His replacement, rookie Markus Nutivaara, played particularly well, notching the third Columbus goal and assisting on Boone Jenner’s game winner at 5:37 of the final period. Ditto ex-Red Wing and Devil Kyle Quincey, who supplanted Scott Harrington and made his presence felt with four hits and a game-high four blocked shots.
A tip of the cap to Blue Jackets coach John Tortorella, too. “Torts” pushed all the right buttons. He made crucial personnel adjustments, none savvier than inserting Lukas Sedlak on the Jackets’ revitalized fourth line. A key possession driver and all-around nuisance, Sedlak—recovered from a shoulder injury—helped Columbus dominate in the faceoff circle, winning all six of his draws.

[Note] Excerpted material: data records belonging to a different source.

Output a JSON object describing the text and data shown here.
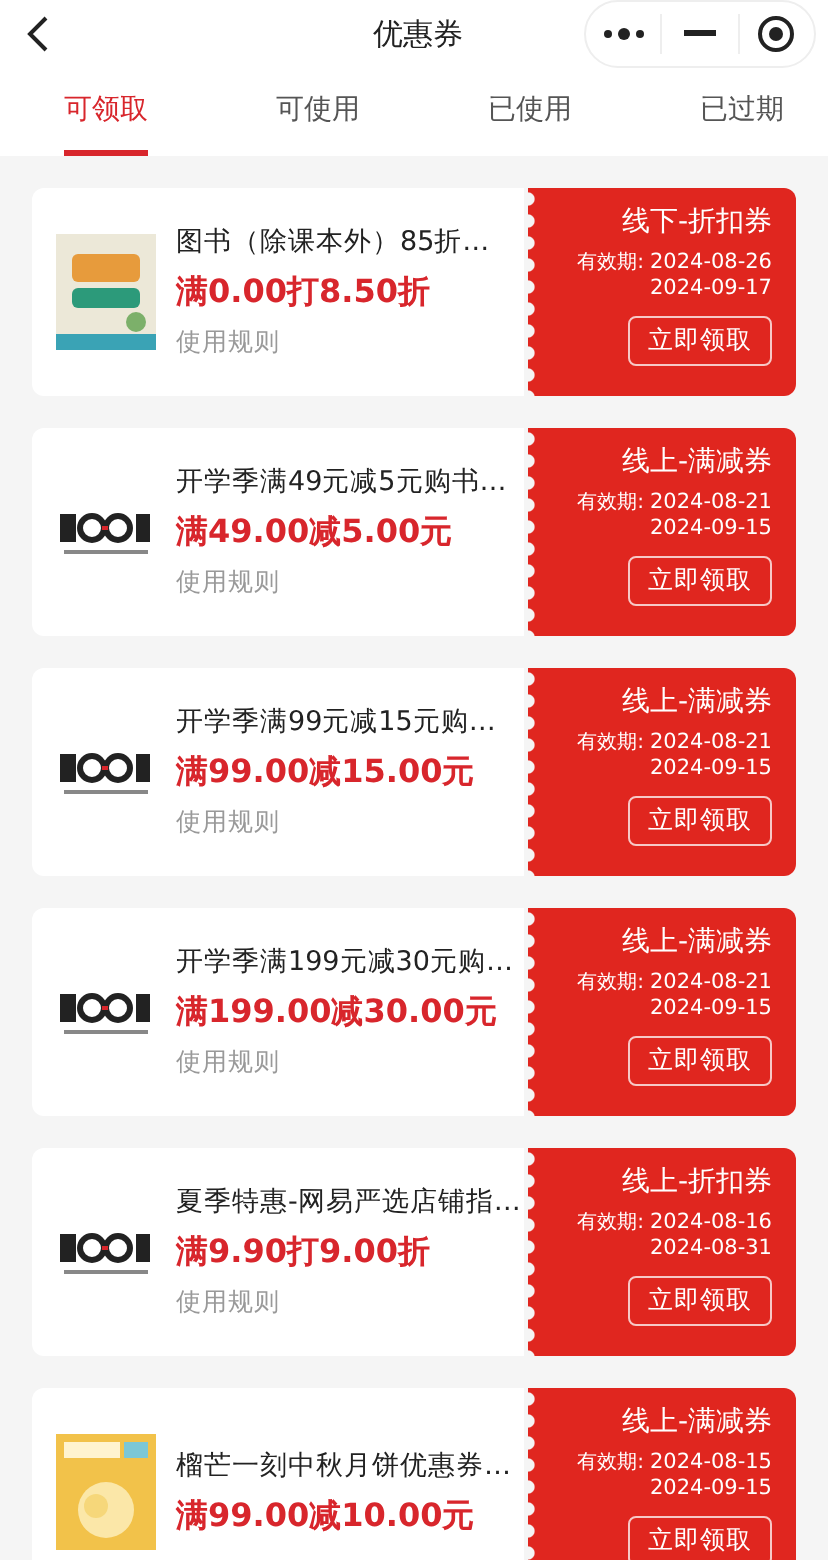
{
  "header": {
    "title": "优惠券"
  },
  "tabs": [
    {
      "label": "可领取",
      "selected": true
    },
    {
      "label": "可使用",
      "selected": false
    },
    {
      "label": "已使用",
      "selected": false
    },
    {
      "label": "已过期",
      "selected": false
    }
  ],
  "coupons": [
    {
      "title": "图书（除课本外）85折…",
      "amount": "满0.00打8.50折",
      "rule": "使用规则",
      "type": "线下-折扣券",
      "validity_label": "有效期:",
      "start": "2024-08-26",
      "end": "2024-09-17",
      "action": "立即领取"
    },
    {
      "title": "开学季满49元减5元购书…",
      "amount": "满49.00减5.00元",
      "rule": "使用规则",
      "type": "线上-满减券",
      "validity_label": "有效期:",
      "start": "2024-08-21",
      "end": "2024-09-15",
      "action": "立即领取"
    },
    {
      "title": "开学季满99元减15元购…",
      "amount": "满99.00减15.00元",
      "rule": "使用规则",
      "type": "线上-满减券",
      "validity_label": "有效期:",
      "start": "2024-08-21",
      "end": "2024-09-15",
      "action": "立即领取"
    },
    {
      "title": "开学季满199元减30元购…",
      "amount": "满199.00减30.00元",
      "rule": "使用规则",
      "type": "线上-满减券",
      "validity_label": "有效期:",
      "start": "2024-08-21",
      "end": "2024-09-15",
      "action": "立即领取"
    },
    {
      "title": "夏季特惠-网易严选店铺指…",
      "amount": "满9.90打9.00折",
      "rule": "使用规则",
      "type": "线上-折扣券",
      "validity_label": "有效期:",
      "start": "2024-08-16",
      "end": "2024-08-31",
      "action": "立即领取"
    },
    {
      "title": "榴芒一刻中秋月饼优惠券…",
      "amount": "满99.00减10.00元",
      "type": "线上-满减券",
      "validity_label": "有效期:",
      "start": "2024-08-15",
      "end": "2024-09-15",
      "action": "立即领取"
    }
  ]
}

Tortorella even went against the series grain, deploying a 2-1-2 trap in the closing minutes to clog the neutral zone. The move succeeded in slowing the Pens’ attack until Sullivan pulled goalie Marc-Andre Fleury in the late stages for an extra skater.
Searching for positives? Courtesy of earlier efforts, our guys still hold a sizeable 3-games-to-1 stranglehold on the series. The venue shifts to the comfy confines of PPG Paints Arena for Game 5, where the locals forged a stunning 33-6-4 mark this season, counting the playoffs. And Columbus goalie Sergei Bobrovsky (.891 SV%) still looks a bit shaky.

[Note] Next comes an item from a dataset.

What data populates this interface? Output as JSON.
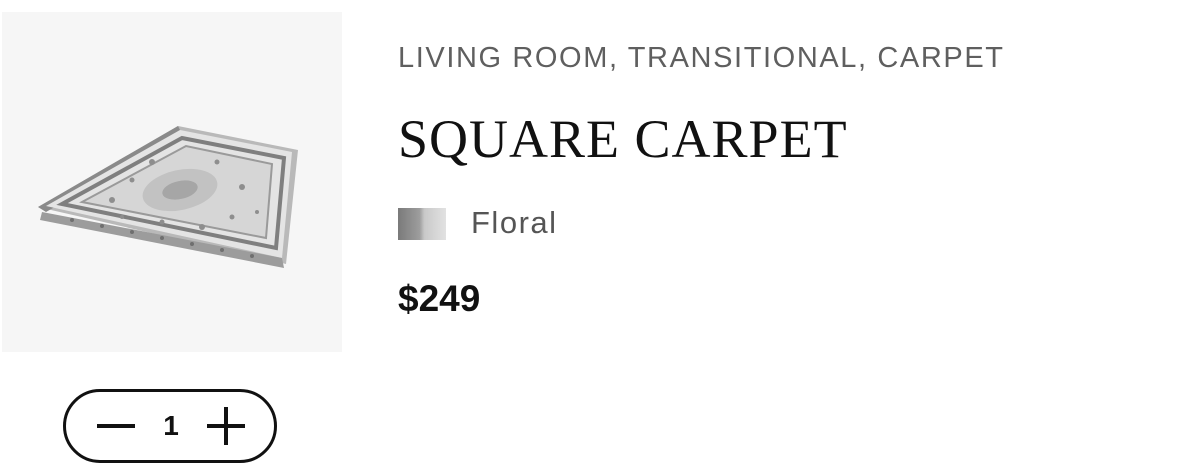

The negatives? While no team wins ‘em all, the Pens violated a cardinal rule. Never allow a dying foe—especially a tough one like Columbus—to wriggle off the hook. Which I fear the Pens did with their lukewarm performance.
Coupled with the fact that Tortorella seemed to hit on the right mix of players and tactics? The Blue Jackets could make some noise before all is said and done.
Phil Kessel paced the Penguins with three assists. He and Evgeni Malkin (two assists) finished the game a plus-2. Patric Hornqvist and Tom Kuhnhackl scored for the Pens, along with Guentzel and Hainsey.
Malkin leads all playoff scorers with eight points (2+6). Guentzel is tops with five goals.
Sidney Crosby and Conor Sheary struggled in Game 4. Sheary finished a minus-3 with two shots on goal. Sid (minus-2) was held without a shot on goal. Wearing a full shield to protect a facial injury, Nick Bonino was 2-9 in the faceoff circle.
On defense, Ian Cole and Justin Schultz each registered an assist. Trevor Daley and Olli Maatta both were minus-2.
Matt Calvert returned to the Blue Jackets’ lineup after serving a one-game suspension. He assisted on William Karlsson’s goal at 0:27 of the third period and finished a plus-two.
Columbus outshot the Pens, 34-31, and outhit them, 27-23. The Blue Jackets won 36 of 57 faceoffs, a 63 percent clip.